Department of Animal Science, Faculty of Agriculture and Natural Resources, University of Mohaghegh Ardabili, Ardabil, Iran.
Research Center for Pharmaceutical Nanotechnology, Biomedicine Institute, Tabriz University of Medical Sciences, Tabriz, Iran.
Colloids Surf B Biointerfaces. 2022 Apr;212:112365. doi: 10.1016/j.colsurfb.2022.112365. Epub 2022 Jan 29.
L-carnitine (LC) is a highly water-soluble compound involved in the β-oxidation of lipids and transportation of long-chain fatty acids across the membrane of mitochondria. However, the higher hydrophilicity of LC limits its free diffusion across the bilayer lipid membrane of intestinal epithelium in oral administration, decreasing oral bioavailability. Drug delivery with nanoparticles enhances cargo bioavailability and cellular uptake and improves therapeutic outcomes while decreasing unwanted side effects. Here, we proposed solid lipid nanoparticles (SLNs) as a hydrophobic carrier for LC delivery, aiming at increasing LC bioavailability and its protective role against intracellular oxidative stress damages. The LC-SLNs were prepared using the hot homogenization technique, and different physicochemical properties were investigated. The inhibition of HO-induced ROS generation in human umbilical vein endothelial cells (HUVECs) with plain LC and LC-SLNs was investigated. Moreover, various in vitro experiments were performed to assess whether LC-SLNs can protect HUVECs from HO-induced genotoxicity and apoptosis. The monodispersed and spherical blank SLNs and LC-SLNs were 104 ± 1.8 and 128 ± 1.5 nm, respectively with a drug loading (DL) of 11.49 ± 0.78 mg/mL and acceptable encapsulation efficiency (EE%) (69.09 ± 1.12) of LC-SLNs. The formulation process did not affect the antioxidant properties of LC. MTT assay and comet assay demonstrated that the LC-SLNs decreased cytotoxicity and genotoxicity of HO, respectively on HUVECs. Besides, LC-SLNs more inhibited ROS generation, along with apoptotic events in HO-treated HUVECs compared to the plain LC. Altogether, our findings affirmed the protective effects of LC-SLNs against HO-induced genotoxicity and apoptosis in HUVECs. In conclusion, LC-SLN formulation is a promising drug delivery system to overcome the bioavailability issue of hydrophilic LC, enhancing the antioxidant and biological properties of the plain LC.
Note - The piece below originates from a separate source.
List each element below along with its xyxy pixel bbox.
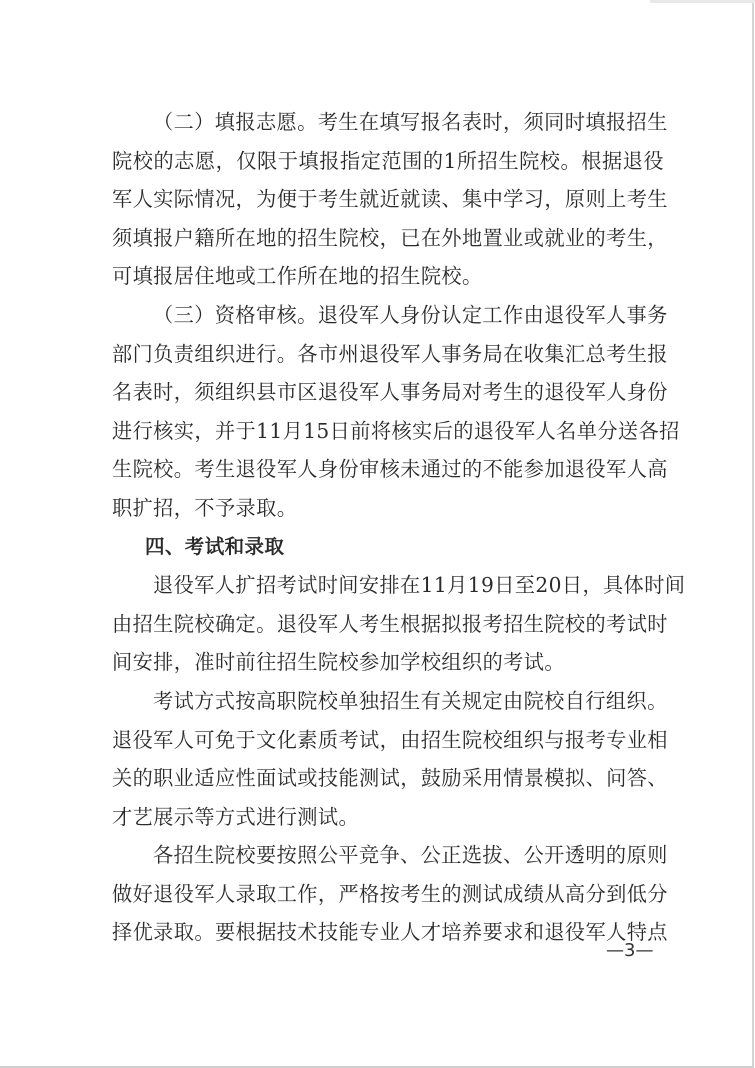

左旋肉碱(LC)是一种高度水溶性化合物,参与脂质的β氧化和长链脂肪酸穿过线粒体膜的运输。然而,LC 的较高亲水性限制了其在口服给药时通过肠上皮细胞双层脂质膜的自由扩散,降低了口服生物利用度。纳米颗粒给药可提高货物的生物利用度和细胞摄取率,并改善治疗效果,同时减少不必要的副作用。在这里,我们提出固体脂质纳米粒(SLNs)作为 LC 递送的疏水载体,旨在提高 LC 的生物利用度及其对细胞内氧化应激损伤的保护作用。LC-SLNs 是使用热匀化技术制备的,并研究了不同的理化性质。研究了普通 LC 和 LC-SLNs 对人脐静脉内皮细胞(HUVEC)中 HO 诱导的 ROS 生成的抑制作用。此外,还进行了各种体外实验,以评估 LC-SLNs 是否可以保护 HUVEC 免受 HO 诱导的遗传毒性和细胞凋亡。单分散和球形空白 SLNs 和 LC-SLNs 的粒径分别为 104±1.8 和 128±1.5nm,载药量(DL)分别为 11.49±0.78mg/mL 和可接受的包封效率(EE%)(69.09±1.12)的 LC-SLNs。制剂工艺不影响 LC 的抗氧化性能。MTT 法和彗星试验表明,LC-SLNs 降低了 HO 对 HUVEC 的细胞毒性和遗传毒性。此外,与普通 LC 相比,LC-SLNs 更能抑制 HO 处理的 HUVEC 中 ROS 的产生以及凋亡事件。总之,我们的研究结果证实了 LC-SLNs 对 HUVEC 中 HO 诱导的遗传毒性和细胞凋亡的保护作用。总之,LC-SLN 制剂是一种有前途的药物传递系统,可以克服亲水性 LC 的生物利用度问题,增强普通 LC 的抗氧化和生物学特性。